Wir sind ein Volk der Raser, das muss man leider sagen. Und Rasen macht viele Menschen aggressiv. Ich verbringe viele Wochen im Jahr auf der Autobahn. Ich habe schon alles gesehen. Und ich wundere mich immer wieder über die kriegsähnlichen Zustände. Wir sind alle mehr oder minder zivilisierte Menschen im Alltag, aber sobald wir auf der Autobahn sind, ist es damit schlagartig vorbei. Hakan hat mir mal von einem Erlebnis erzählt, das er auf der A3 hatte.
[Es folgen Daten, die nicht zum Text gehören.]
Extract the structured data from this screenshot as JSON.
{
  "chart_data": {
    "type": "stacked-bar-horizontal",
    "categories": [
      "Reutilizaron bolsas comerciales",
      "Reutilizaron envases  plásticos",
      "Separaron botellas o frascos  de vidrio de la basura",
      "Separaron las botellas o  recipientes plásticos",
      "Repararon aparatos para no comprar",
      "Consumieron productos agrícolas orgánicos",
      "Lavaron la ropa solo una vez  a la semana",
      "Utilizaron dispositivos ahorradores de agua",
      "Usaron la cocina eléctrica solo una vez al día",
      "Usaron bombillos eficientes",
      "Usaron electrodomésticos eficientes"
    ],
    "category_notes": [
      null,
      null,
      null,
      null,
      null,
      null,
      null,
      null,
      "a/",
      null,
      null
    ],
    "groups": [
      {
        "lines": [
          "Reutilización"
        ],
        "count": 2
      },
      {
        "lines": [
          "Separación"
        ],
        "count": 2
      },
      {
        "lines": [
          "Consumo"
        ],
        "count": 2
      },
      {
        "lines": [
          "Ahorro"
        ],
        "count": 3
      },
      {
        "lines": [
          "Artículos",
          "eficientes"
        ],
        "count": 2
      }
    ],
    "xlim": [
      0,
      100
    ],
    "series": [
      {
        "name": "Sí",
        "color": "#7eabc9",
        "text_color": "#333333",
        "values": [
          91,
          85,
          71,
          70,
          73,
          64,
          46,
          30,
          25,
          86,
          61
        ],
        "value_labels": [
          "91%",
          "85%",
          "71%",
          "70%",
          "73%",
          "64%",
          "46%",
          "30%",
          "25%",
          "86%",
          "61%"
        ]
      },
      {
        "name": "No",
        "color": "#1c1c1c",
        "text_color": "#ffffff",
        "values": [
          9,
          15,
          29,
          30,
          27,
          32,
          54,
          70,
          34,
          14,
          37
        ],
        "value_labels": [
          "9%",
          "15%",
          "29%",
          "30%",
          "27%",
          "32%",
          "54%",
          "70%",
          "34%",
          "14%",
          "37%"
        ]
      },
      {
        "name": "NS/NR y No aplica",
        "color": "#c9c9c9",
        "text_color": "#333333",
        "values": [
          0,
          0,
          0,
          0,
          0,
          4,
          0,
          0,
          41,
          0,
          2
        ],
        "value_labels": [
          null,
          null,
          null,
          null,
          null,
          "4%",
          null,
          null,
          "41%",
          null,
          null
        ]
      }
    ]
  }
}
Er überholte mit seinem 3er-BMW einen Wagen, ein ganz normaler Vorgang. Dachte Hakan. Das sah der überholte Wagen anders: Er betätigte die Lichthupe. Vermutlich wollte er ihm damit morsen, dass er mit dem Überholvorgang nicht einverstanden war. Also überholte er wiederum Hakan und machte seine Nebelschlussleuchte an. Also hat Hakan ihm mit der Lichthupe zurückgemorst, dass er ihn mal kann und ihn wieder überholt. Daraufhin schmiss der andere sein Warnblinklicht an, während Hakan aufblendete … jede Großraumdisco wäre auf diese Light Show neidisch gewesen!
Aber dann holte der Kollege zu einem Schlag aus, den Hakan so noch nicht gekannt hatte: Er überholte ein weiteres Mal, und als die beiden auf gleicher Höhe waren, betätigte er die Scheibenwaschanlage. Doch die Scheibenwaschflüssigkeit landete auf Hakans Windschutzscheibe! Wie perfide und überraschend! Seitdem hat auch mein Kumpel den Winkel der rechten Spritzdüse verstellt – es geht ganz einfach. Aber der Effekt ist einfach umwerfend!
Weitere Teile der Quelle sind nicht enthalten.